Los gobernadores esperan, en las próximas horas, recibir el nuevo proyecto de restitución de Ganancias a la cuarta categoría con un piso de entre $1,6 millones y $1,8 millones. También aguardan que se publique la corrección o modificación del DNU que eliminó las partidas de financiamiento para las 13 cajas previsionales de las provincias no transferidas a Nación. Esos son los compromisos asumidos, aseguran, por los ministros Guillermo Francos y Nicolás Posse. De ese modo, ratifican que están dispuestos a acompañar la ley ómnibus y el Pacto de Mayo.
Cuatro de los asistentes confirmaron a la prensa que durante el encuentro del último jueves en la Casa Rosada no hubo “letra fina” sobre el tema Ganancias, aunque Francos y Posse tomaron nota de sus planteos y les aseguraron que se elevaría el piso de $1,2 millones que había adelantado el ministro del Interior, además de aceptar que se bajarían las alícuotas para los trabajadores que empiecen a tributar.

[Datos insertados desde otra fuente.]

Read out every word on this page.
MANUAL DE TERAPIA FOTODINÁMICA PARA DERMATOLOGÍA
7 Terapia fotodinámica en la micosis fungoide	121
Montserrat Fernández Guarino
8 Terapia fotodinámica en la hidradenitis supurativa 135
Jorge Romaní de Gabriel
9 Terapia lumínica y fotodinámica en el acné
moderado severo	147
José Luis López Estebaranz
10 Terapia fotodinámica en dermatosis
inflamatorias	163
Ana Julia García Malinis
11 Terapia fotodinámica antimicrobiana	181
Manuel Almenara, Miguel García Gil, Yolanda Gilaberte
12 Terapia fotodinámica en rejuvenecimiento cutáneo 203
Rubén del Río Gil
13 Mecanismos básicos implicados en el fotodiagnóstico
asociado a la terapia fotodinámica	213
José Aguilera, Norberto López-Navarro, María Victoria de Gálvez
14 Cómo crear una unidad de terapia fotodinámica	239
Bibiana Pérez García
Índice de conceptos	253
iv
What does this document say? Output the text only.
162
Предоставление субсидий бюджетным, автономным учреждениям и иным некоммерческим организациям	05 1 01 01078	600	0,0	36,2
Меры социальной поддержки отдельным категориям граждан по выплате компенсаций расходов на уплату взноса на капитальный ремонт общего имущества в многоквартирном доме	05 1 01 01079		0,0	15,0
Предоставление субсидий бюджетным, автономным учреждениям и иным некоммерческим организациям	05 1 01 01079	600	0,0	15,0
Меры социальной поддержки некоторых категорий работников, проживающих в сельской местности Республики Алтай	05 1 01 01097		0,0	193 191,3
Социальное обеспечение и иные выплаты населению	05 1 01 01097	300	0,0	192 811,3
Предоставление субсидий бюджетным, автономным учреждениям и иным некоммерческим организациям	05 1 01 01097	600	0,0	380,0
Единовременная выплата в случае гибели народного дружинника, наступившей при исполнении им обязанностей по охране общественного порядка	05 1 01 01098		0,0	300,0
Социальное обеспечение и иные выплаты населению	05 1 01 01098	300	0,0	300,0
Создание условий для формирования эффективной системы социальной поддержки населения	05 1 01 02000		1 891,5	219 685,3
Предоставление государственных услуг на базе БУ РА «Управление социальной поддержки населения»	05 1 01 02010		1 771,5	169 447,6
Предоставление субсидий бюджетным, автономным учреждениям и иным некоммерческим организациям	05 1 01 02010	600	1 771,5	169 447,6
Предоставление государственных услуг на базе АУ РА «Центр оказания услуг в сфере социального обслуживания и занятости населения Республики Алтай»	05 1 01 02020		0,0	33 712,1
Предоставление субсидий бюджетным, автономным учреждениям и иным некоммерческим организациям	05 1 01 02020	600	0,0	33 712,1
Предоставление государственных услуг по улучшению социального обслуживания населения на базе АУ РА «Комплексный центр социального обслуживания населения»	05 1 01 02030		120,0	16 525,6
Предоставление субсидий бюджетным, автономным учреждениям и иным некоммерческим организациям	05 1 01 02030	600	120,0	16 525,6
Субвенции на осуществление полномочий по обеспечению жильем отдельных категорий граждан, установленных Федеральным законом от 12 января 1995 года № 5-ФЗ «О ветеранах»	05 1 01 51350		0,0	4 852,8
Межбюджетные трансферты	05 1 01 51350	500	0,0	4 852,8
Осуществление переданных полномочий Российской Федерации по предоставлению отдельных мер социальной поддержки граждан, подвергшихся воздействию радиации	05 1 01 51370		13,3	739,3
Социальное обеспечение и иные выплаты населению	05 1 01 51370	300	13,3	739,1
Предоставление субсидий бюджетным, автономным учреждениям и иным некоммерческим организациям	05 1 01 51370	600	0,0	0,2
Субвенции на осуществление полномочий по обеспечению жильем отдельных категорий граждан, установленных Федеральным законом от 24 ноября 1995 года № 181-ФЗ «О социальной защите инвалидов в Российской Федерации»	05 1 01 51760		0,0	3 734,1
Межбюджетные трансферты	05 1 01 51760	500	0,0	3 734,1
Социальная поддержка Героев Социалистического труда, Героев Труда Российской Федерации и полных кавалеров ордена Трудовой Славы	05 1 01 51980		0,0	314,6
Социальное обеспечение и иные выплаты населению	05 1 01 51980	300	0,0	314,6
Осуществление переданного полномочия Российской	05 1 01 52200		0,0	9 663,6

Los mandatarios en general se opusieron siempre al regreso del impuesto por el costo político que implica; por eso insistieron en subir el mínimo no imponible aplicando un criterio de “razonabilidad” para “no empujar a la pobreza” a un grupo importante de trabajadores. Los patagónicos, incluso, entienden que podría haber un esquema especial para los petroleros, que por su nivel de sueldos quedarían comprendidos en su totalidad.